Verfassungsgericht kippt Vorratsdatenspeicherung – Polizei sucht nach neuen Wegen

Schutz vor Terrorismus oder Eingriff in die Privatsphäre? Über die Vorratsdatenspeicherung gehen die Meinungen auseinander. In Deutschland hat das Bundesverfassungsgericht das entsprechende Gesetz schon vor gut einem Jahr gekippt – und somit dem Schutz der Privatsphäre Vorrang eingeräumt. Das tschechische Verfassungsgericht urteilte am Donnerstag ähnlich.
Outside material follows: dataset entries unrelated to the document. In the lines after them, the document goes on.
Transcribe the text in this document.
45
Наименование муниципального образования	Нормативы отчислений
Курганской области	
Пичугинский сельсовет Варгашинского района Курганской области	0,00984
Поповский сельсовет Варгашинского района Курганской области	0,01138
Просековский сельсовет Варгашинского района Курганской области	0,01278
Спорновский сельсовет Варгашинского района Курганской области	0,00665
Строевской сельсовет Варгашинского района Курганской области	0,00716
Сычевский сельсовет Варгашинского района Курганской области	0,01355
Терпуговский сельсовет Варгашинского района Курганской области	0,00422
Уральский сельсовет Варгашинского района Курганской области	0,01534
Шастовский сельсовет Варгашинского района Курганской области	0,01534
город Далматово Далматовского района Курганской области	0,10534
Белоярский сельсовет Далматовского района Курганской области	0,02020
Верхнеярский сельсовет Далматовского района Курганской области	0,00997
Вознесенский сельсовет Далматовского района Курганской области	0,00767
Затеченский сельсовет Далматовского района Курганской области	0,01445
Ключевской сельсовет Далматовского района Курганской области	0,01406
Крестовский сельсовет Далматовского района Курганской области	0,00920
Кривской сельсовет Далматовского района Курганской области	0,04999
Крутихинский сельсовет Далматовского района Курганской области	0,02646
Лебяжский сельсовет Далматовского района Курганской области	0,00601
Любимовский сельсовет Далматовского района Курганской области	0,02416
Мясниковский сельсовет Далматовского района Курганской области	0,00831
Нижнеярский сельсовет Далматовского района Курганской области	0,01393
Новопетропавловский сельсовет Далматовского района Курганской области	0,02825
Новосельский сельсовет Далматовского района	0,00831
„Zwangsläufig kommt es dabei zu einer Einschränkung oder zu einem Verstoß gegen das Recht und die Freiheit der Bürger. Es lässt sich nicht länger von einer freien demokratischen Gesellschaft sprechen“, so die Verfassungsrichterin Eliška Wagnerová bei der Urteilsverkündung. Die Richter sprachen sich einstimmig gegen die Vorratsdatenspeicherung aus, da die Bürger nicht ausreichend vor Datenmissbrauch und Willkür geschützt seien. Bisher waren Mobilfunk- und Internetanbieter dazu verpflichtet, mindestens ein halbes Jahr lang sämtliche Kommunikationsdaten ihrer Kunden zu speichern und auf Anfrage der Polizei für Ermittlungen zur Verfügung zu stellen. Gegen diese Bestimmung haben 51 Abgeordnete geklagt, darunter Marek Benda von den liberal-konservativen Bürgerdemokraten (ODS):

„Das größte Problem ist, dass furchtbar viele Daten gespeichert werden, ohne dass wir wissen, wozu das eigentlich nötig ist, und dass die Daten von allen erfasst werden. Das geht nicht. Ich kann viele Daten speichern, wenn es um ein Verbrechen geht. Aber ich kann nicht die Daten von allen speichern, denn nicht alle sind potenzielle Verbrecher.“

Die Bestimmung zur Vorratsdatenspeicherung geht auf eine EU-Richtlinie zurück, die Ermittlern die Bekämpfung von Terrorismus erleichtern sollte. Die Polizei nutzte die auf Vorrat gespeicherten Daten aber auch in Fällen von Diebstahl, Betrug, Mord und Korruption. Laut dem Urteil des Verfassungsgerichts haben Polizei und Geheimdienst zwar weiterhin das Recht, Abhörungen, Auflistungen von Gesprächen oder Aufzeichnungen über die Bewegung des Telefons von den Mobilfunkanbietern zu fordern – in der Regel soll dies aber nicht mehr auf Vorrat geschehen. Vertreter der Polizei reagierten kritisch auf das Urteil. Polizeisprecherin Pavla Kopecká:

Pavla Kopecká
„Wir können schon jetzt mit Sicherheit sagen, dass es gewiss Probleme geben wird, sowohl bei der Untersuchung von Straftaten als auch bei der Fahndung nach Personen.“

Wie sich das Urteil konkret auf die Arbeit der Polizei auswirke, sei noch nicht abzusehen, sagte Tomáš Almer, Leiter der Abteilung für Sonderaufgaben der tschechischen Polizei. Aber:

„Wir müssen gemeinsam mit den Anbietern der Kommunikationsdienste neue Wege der Zusammenarbeit suchen, die vom Gesetz nicht so genau definiert sind. Ich denke, diese Möglichkeiten wird es sicherlich geben.“



Pavel Rychetský  (Foto: ČTK)
Das Verfassungsgericht hat damit wieder einmal dem Gesetzgeber auf die Finger gehauen. Auf die Finger gehauen hat aber der Vorsitzende des Gerichts Pavel Rychetský auch seinen Kollegen. Er äußerte in einem Interview mit der Zeitung Hospodářské noviny Zweifel an der Unabhängigkeit der Verfassungsrichter. Diese können in Tschechien nach ihrer zehnjährigen Amtszeit für eine weitere Periode durch den Präsidenten ernannt werden. Verfassungsrichter könnten, so Rychetský, ihre Entscheidung möglicherweise von der Chance abhängig machen, wieder ernannt zu werden. Gerade in den letzten Jahren hat Präsident Klaus das Verfassungsgericht in seinen Entscheidungen immer wieder öffentlich kritisiert.

Ein Verfassungsexperte der Regierungspartei TOP 09 erklärte, seine Partei werde vorschlagen, das Mandat der Verfassungsrichter auf 20 bis 30 Jahre zu verlängern. Die Möglichkeit der Wiederernennung solle dafür abgeschafft werden.